Kepala BPMPI UNIDA, Dr. Rusi Rusmiati Aliyyah, M.Pd
dalam paparannya menyatakan bahwasanya penambahan Prodi Pendidikan Bahasa
Inggris ini ialah untuk menambah prodi pada FAIPG yang berada di bawah naungan Kemendikbudristek.
Berdasarkan hasil pengamatan, animo masyarakat di wilayah Bogor, Cianjur dan
Sukabumi, banyak masyarakat yang ingin dan memilih S1 Bahasa Inggris, maka
akhirnya pada rapat pimpinan UNIDA telah ditentukan akan membuka S1 Prodi
Pendidikan Bahasa Inggris.
“Dalam membuka prodi baru tentu perlu untuk menyusun
borang, ada beberapa kriteria yang harus diperhatikan dalam penyusunan borang
diantaranya kriteria pertama yaitu kurikulum. Dalam kriteria kurikulum harus
memperhatikan beberapa hal diantaranya yaitu keunikan atau keunggulan prodi,
profil lulusan prodi, capaian pembelajaran, struktur kurikulum, Rencana
Pembelajaran Semester dan rancangan fasilitasi Merdeka Belajar Kampus Merdeka
(MKBM),” terangnya.
Dr.

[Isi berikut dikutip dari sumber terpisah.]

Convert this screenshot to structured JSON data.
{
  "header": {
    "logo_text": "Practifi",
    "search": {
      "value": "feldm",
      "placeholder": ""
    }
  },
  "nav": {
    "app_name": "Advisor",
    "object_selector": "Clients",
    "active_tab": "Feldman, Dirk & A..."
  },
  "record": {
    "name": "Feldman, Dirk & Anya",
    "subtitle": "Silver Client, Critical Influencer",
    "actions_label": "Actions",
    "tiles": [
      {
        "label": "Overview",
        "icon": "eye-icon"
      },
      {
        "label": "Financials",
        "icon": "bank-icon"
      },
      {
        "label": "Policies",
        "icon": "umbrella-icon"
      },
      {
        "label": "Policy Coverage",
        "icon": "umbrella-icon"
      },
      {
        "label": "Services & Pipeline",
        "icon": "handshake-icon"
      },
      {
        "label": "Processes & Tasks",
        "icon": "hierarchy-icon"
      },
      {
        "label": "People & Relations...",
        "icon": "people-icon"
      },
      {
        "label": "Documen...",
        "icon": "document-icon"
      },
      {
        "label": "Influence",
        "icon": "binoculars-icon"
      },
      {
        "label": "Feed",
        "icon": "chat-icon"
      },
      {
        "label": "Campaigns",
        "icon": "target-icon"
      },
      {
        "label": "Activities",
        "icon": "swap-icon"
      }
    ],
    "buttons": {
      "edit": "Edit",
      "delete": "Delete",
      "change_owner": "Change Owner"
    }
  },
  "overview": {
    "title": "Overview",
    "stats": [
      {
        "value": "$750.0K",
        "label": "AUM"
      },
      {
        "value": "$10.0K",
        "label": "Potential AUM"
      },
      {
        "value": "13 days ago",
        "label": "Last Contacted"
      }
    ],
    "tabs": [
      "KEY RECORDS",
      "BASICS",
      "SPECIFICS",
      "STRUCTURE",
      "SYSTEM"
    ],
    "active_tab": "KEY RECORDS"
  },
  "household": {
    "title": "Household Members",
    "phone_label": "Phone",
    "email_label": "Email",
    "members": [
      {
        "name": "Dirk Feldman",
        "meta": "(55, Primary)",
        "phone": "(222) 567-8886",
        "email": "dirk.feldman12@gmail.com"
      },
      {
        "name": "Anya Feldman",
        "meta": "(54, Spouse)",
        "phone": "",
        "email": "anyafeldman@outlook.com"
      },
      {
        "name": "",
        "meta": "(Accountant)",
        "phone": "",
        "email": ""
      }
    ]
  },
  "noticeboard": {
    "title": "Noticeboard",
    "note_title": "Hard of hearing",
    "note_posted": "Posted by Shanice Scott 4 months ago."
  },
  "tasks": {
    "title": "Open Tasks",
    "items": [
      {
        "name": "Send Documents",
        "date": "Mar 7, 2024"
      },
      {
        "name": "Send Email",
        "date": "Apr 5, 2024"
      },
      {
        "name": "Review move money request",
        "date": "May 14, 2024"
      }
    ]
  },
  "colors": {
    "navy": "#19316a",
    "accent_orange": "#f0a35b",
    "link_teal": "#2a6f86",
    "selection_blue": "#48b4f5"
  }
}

Rusi Rusmiati Aliyyah, M.Pd mengungkapkan, kriteria
lainnya dalam penyusunan borang yang harus diperhatikan yaitu calon dosen satu
prodi paling sedikit berjumlah 5 orang, dapat dipenuhi dengan komposisi paling
sedikit 3 orang calon dosen tetap berasal dari Perguruan Tinggi Swasta (PTS)
pengusul ditambah calon dosen lainnya yang berstatus sebagai calon dosen tidak
tetap.
“Adapun yang harus diperhatikan yaitu dosen harus
warga negara Indonesia, bagi calon dosen yang belum memiliki NIDN dapat
menandatangani surat kesediaan pengangkatan dosen tetap dengan badan
penyelenggara PTS atau pimpinan PTS, berijazah minimal magister atau magister terapan,
bersedia bekerja penuh sesuai dengan ekuivalen waktu mendidik penuh, tidak
menjadi pegawai tetap di instansi kerja lain atau tidak bekerja diperguruan
tinggi lain, bukan guru yang telah memiliki nomor urut pendidik dan tenaga
kependidikan (NUPTK) dan bukan aparatur sipil negara Non-dosen,” tutur Dr. Rusi
Rusmiati Aliyyah, M.Pd.
“Kriteria ketiga yaitu Unit Pengelola Program Studi
yang diantaranya harus memperhatikan organisasi dan tata kelola unit
pengelolaan program studi, sistem penjaminan mutu internal, sarana prasana
serta tenaga pendidikan,” pungkasnya.
Kegiatan dilanjutkan dengan sesi diskusi antara BPMI
dan Tim Penyusun Borang Prodi Bahasa Inggris FAIPG UNIDA.